The competition between countries for low headline rates of corporation taxes has been well documented over the last few years and this trend is intensifying again, particularly following President Trump’s proposed rate reductions. But with these rate reductions, how does a country balance the books and where will this race to the bottom end?

Interestingly, the OECD expects corporation tax rates to stabilise at an average of between 10 per cent and 20 per cent for small countries and between 20 per cent and 30 per cent for larger countries as rates lower than this are likely to create political issues.

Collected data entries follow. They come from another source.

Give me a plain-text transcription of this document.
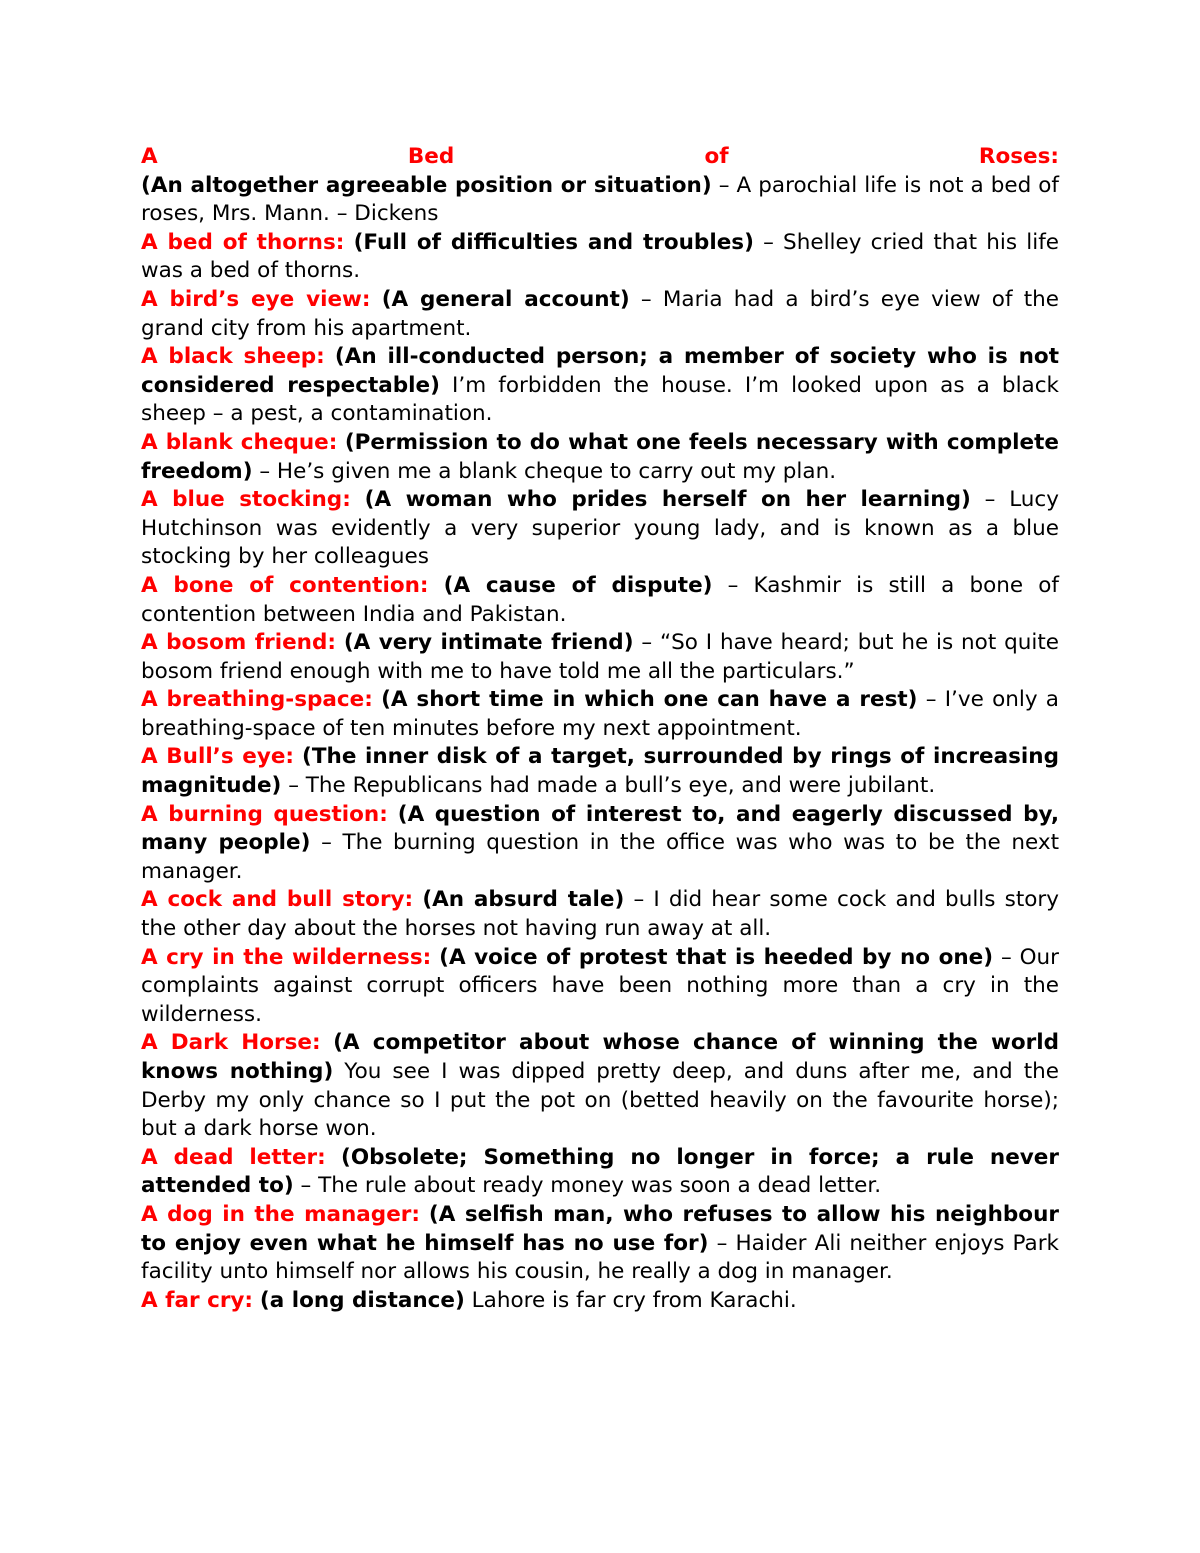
A Bed of Roses:
(An altogether agreeable position or situation) – A parochial life is not a bed of roses, Mrs. Mann. – Dickens

A bed of thorns: (Full of difficulties and troubles) – Shelley cried that his life was a bed of thorns.

A bird’s eye view: (A general account) – Maria had a bird’s eye view of the grand city from his apartment.

A black sheep: (An ill-conducted person; a member of society who is not considered respectable) I’m forbidden the house. I’m looked upon as a black sheep – a pest, a contamination.

A blank cheque: (Permission to do what one feels necessary with complete freedom) – He’s given me a blank cheque to carry out my plan.

A blue stocking: (A woman who prides herself on her learning) – Lucy Hutchinson was evidently a very superior young lady, and is known as a blue stocking by her colleagues

A bone of contention: (A cause of dispute) – Kashmir is still a bone of contention between India and Pakistan.

A bosom friend: (A very intimate friend) – “So I have heard; but he is not quite bosom friend enough with me to have told me all the particulars.”

A breathing-space: (A short time in which one can have a rest) – I’ve only a breathing-space of ten minutes before my next appointment.

A Bull’s eye: (The inner disk of a target, surrounded by rings of increasing magnitude) – The Republicans had made a bull’s eye, and were jubilant.

A burning question: (A question of interest to, and eagerly discussed by, many people) – The burning question in the office was who was to be the next manager.

A cock and bull story: (An absurd tale) – I did hear some cock and bulls story the other day about the horses not having run away at all.

A cry in the wilderness: (A voice of protest that is heeded by no one) – Our complaints against corrupt officers have been nothing more than a cry in the wilderness.

A Dark Horse: (A competitor about whose chance of winning the world knows nothing) You see I was dipped pretty deep, and duns after me, and the Derby my only chance so I put the pot on (betted heavily on the favourite horse); but a dark horse won.

A dead letter: (Obsolete; Something no longer in force; a rule never attended to) – The rule about ready money was soon a dead letter.

A dog in the manager: (A selfish man, who refuses to allow his neighbour to enjoy even what he himself has no use for) – Haider Ali neither enjoys Park facility unto himself nor allows his cousin, he really a dog in manager.

A far cry: (a long distance) Lahore is far cry from Karachi.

One country which is currently out of step with this trend is the US whose top rates of corporation tax exceed 35 per cent. However, last night the new Trump administration revealed plans to reduce corporation tax to no higher than 20 per cent. If these plans go ahead then we could see more fluctuation in corporation rates across the globe.

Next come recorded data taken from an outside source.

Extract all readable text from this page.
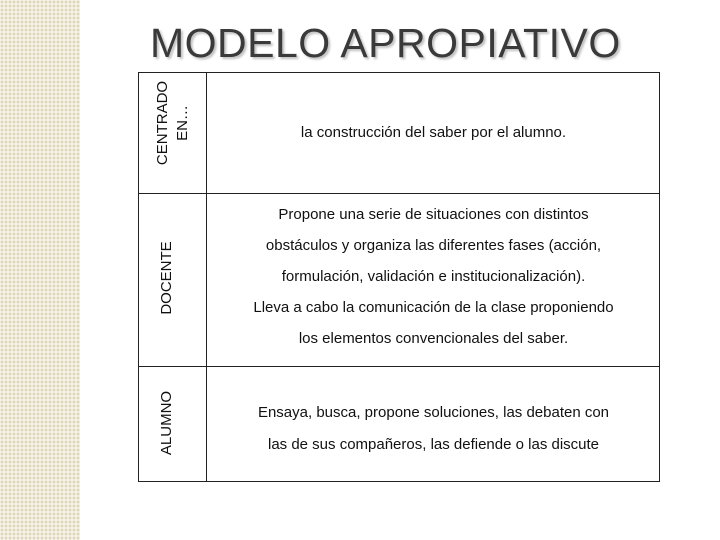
MODELO APROPIATIVO
CENTRADO EN…	la construcción del saber por el alumno.
DOCENTE
Propone una serie de situaciones con distintos
obstáculos y organiza las diferentes fases (acción,
formulación, validación e institucionalización).
Lleva a cabo la comunicación de la clase proponiendo
los elementos convencionales del saber.
ALUMNO	Ensaya, busca, propone soluciones, las debaten con
las de sus compañeros, las defiende o las discute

Rate reductions usually go hand in hand with a broadening of the tax base to ensure the tax take is balanced and maintained; and this can be seen by continued efforts to tackle international tax avoidance under the BEPS initiatives and other measures such as limitations to loss carry forward provisions – like those already introduced in the UK.

Some countries are also developing tax incentives to attract highly skilled and high net worth individuals. Whether we will see this in the UK remains to be seen, but with the Government so focused on Brexit, and its immigration implications, it is unlikely to be high on the agenda for now.

While property taxes contribute only a small proportion of taxes raised, the OECD recommend that they are increased as they usually do not adversely affect growth. However, rate increases in the UK were widely criticised by many small businesses earlier this year, which would suggest that the theory doesn’t necessarily work in practice.

With all the talk about reducing corporation tax rates, it’s easy to forget that most tax take comes from personal income taxes, social security and VAT, with a continuing shift of the tax mix towards labour and consumption taxes since the financial crisis.

This is why, in addition to the BEPS initiative for corporates, there is also a global focus on reducing tax avoidance by individuals. €80 billion has already been received by countries in unplanned additional revenue as a result of voluntary disclosure programmes and other similar initiatives in this area.

Time will tell whether the UK tax base will be sufficiently broadened to allow further reductions in headline rates, but if reforms go ahead in other jurisdictions then we could see more movement to ensure the UK remains competitive.